This repository contains source code for the TaBERT
model, a pre-trained language model for learning joint representations of natural language utterances and (semi-)structured tables for semantic parsing. TaBERT
is pre-trained on a massive corpus of 26M Web tables and their associated natural language context, and could be used as a drop-in replacement of a semantic parsers original encoder to compute representations for utterances and table schemas (columns).
First, install the conda environment tabert
with supporting libraries.
bash scripts/setup_env.sh
Once the conda environment is created, install TaBERT
using the following command:
conda activate tabert
pip install --editable .
Integration with HuggingFace's pytorch-transformers Library is still WIP. While all the pre-trained models were developed based on the old version of the library pytorch-pretrained-bert
, they are compatible with the the latest version transformers
. The conda environment will install both versions of the transformers library, and TaBERT
will use pytorch-pretrained-bert
by default. You could uninstall the pytorch-pretrained-bert
library if you prefer using TaBERT
with the latest version of transformers
.
Pre-trained models could be downloaded from this Google Drive shared folder. Please uncompress the tarball files before usage.

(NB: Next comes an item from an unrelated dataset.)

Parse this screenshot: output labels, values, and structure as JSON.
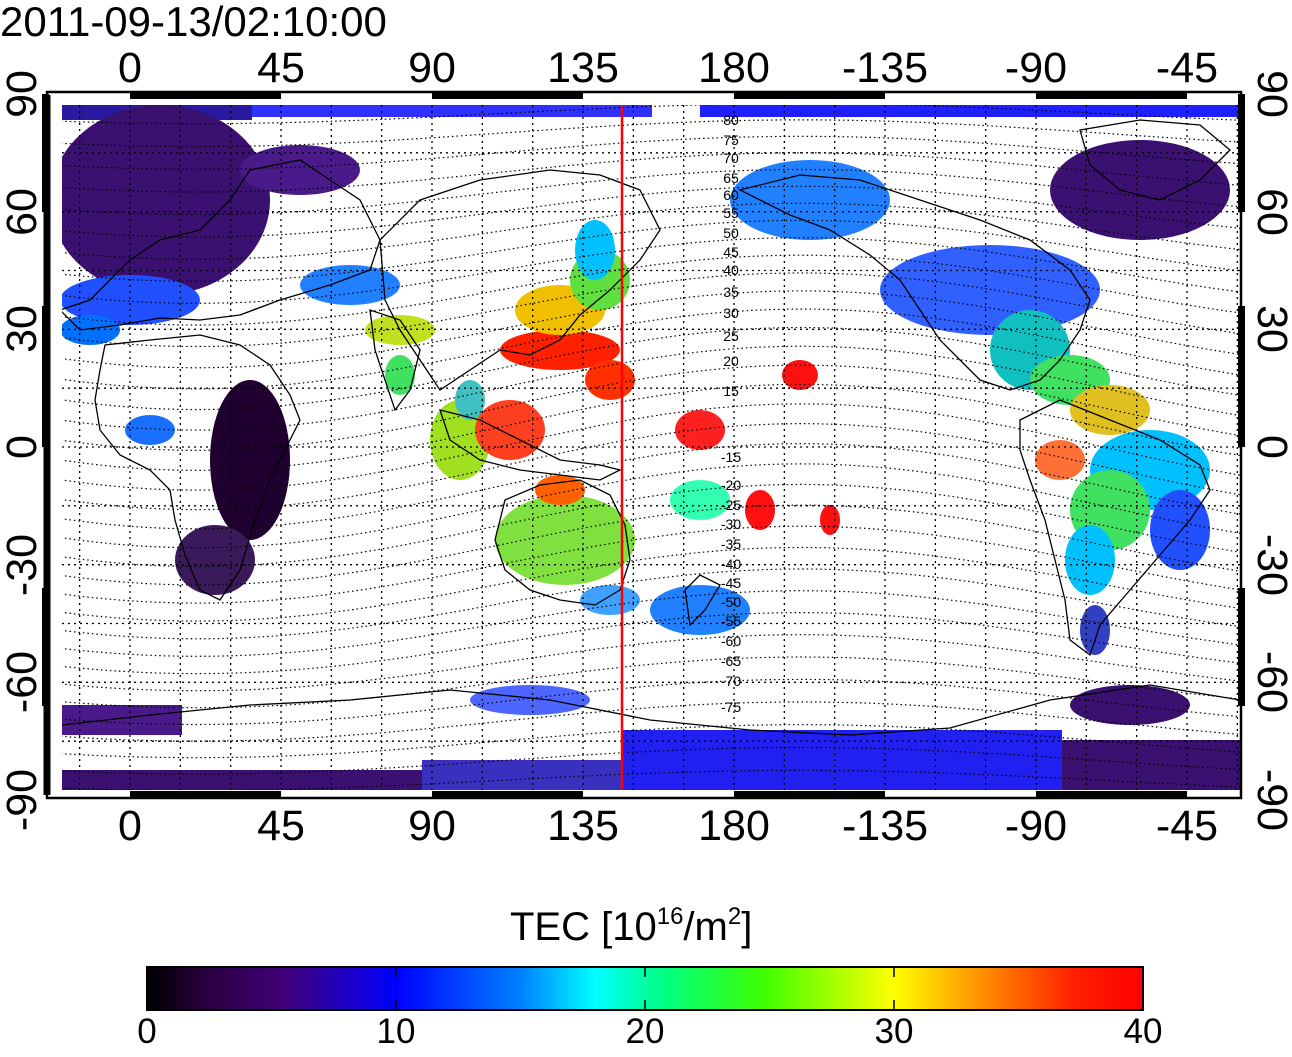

Pre-trained models could be downloaded from command line as follows:
pip install gdown
# TaBERT_Base_(k=1)
gdown 'https://drive.google.com/uc?id=1-pdtksj9RzC4yEqdrJQaZu4-dIEXZbM9'
# TaBERT_Base_(K=3)
gdown 'https://drive.google.com/uc?id=1NPxbGhwJF1uU9EC18YFsEZYE-IQR7ZLj'
# TaBERT_Large_(k=1)
gdown 'https://drive.google.com/uc?id=1eLJFUWnrJRo6QpROYWKXlbSOjRDDZ3yZ'
# TaBERT_Large_(K=3)
gdown 'https://drive.google.com/uc?id=17NTNIqxqYexAzaH_TgEfK42-KmjIRC-g'
To load a pre-trained model from a checkpoint file:
from table_bert import TableBertModel
model = TableBertModel.from_pretrained(
'path/to/pretrained/model/checkpoint.bin',
)
To produce representations of natural language text and and its associated table:
from table_bert import Table, Column
table = Table(
id='List of countries by GDP (PPP)',
header=[
Column('Nation', 'text', sample_value='United States'),
Column('Gross Domestic Product', 'real', sample_value='21,439,453')
],
data=[
['United States', '21,439,453'],
['China', '27,308,857'],
['European Union', '22,774,165'],
]
).tokenize(model.tokenizer)
# To visualize table in an IPython notebook:
# display(table.to_data_frame(), detokenize=True)
context = 'show me countries ranked by GDP'
# model takes batched, tokenized inputs
context_encoding, column_encoding, info_dict = model.encode(
contexts=[model.tokenizer.tokenize(context)],
tables=[table]
)
For the returned tuple, context_encoding
and column_encoding
are PyTorch tensors
representing utterances and table columns, respectively. info_dict
contains useful
meta information (e.g., context/table masks, the original input tensors to BERT) for
downstream application.
context_encoding.shape
>>> torch.Size([1, 7, 768])
column_encoding.shape
>>> torch.Size([1, 2, 768])
Use Vanilla BERT To initialize a TaBERT model from the parameters of BERT:
from table_bert import TableBertModel
model = TableBertModel.from_pretrained('bert-base-uncased')
TaBERT could be used as a general-purpose representation learning layer for semantic parsing tasks over database tables. Example applications could be found under the examples
folder.
If you plan to use TaBERT
in your project, please consider citing our paper:
@inproceedings{yin20acl,
title = {Ta{BERT}: Pretraining for Joint Understanding of Textual and Tabular Data},
author = {Pengcheng Yin and Graham Neubig and Wen-tau Yih and Sebastian Riedel},
booktitle = {Annual Conference of the Association for Computational Linguistics (ACL)},
month = {July},
year = {2020}
}
TaBERT is CC-BY-NC 4.0 licensed as of now.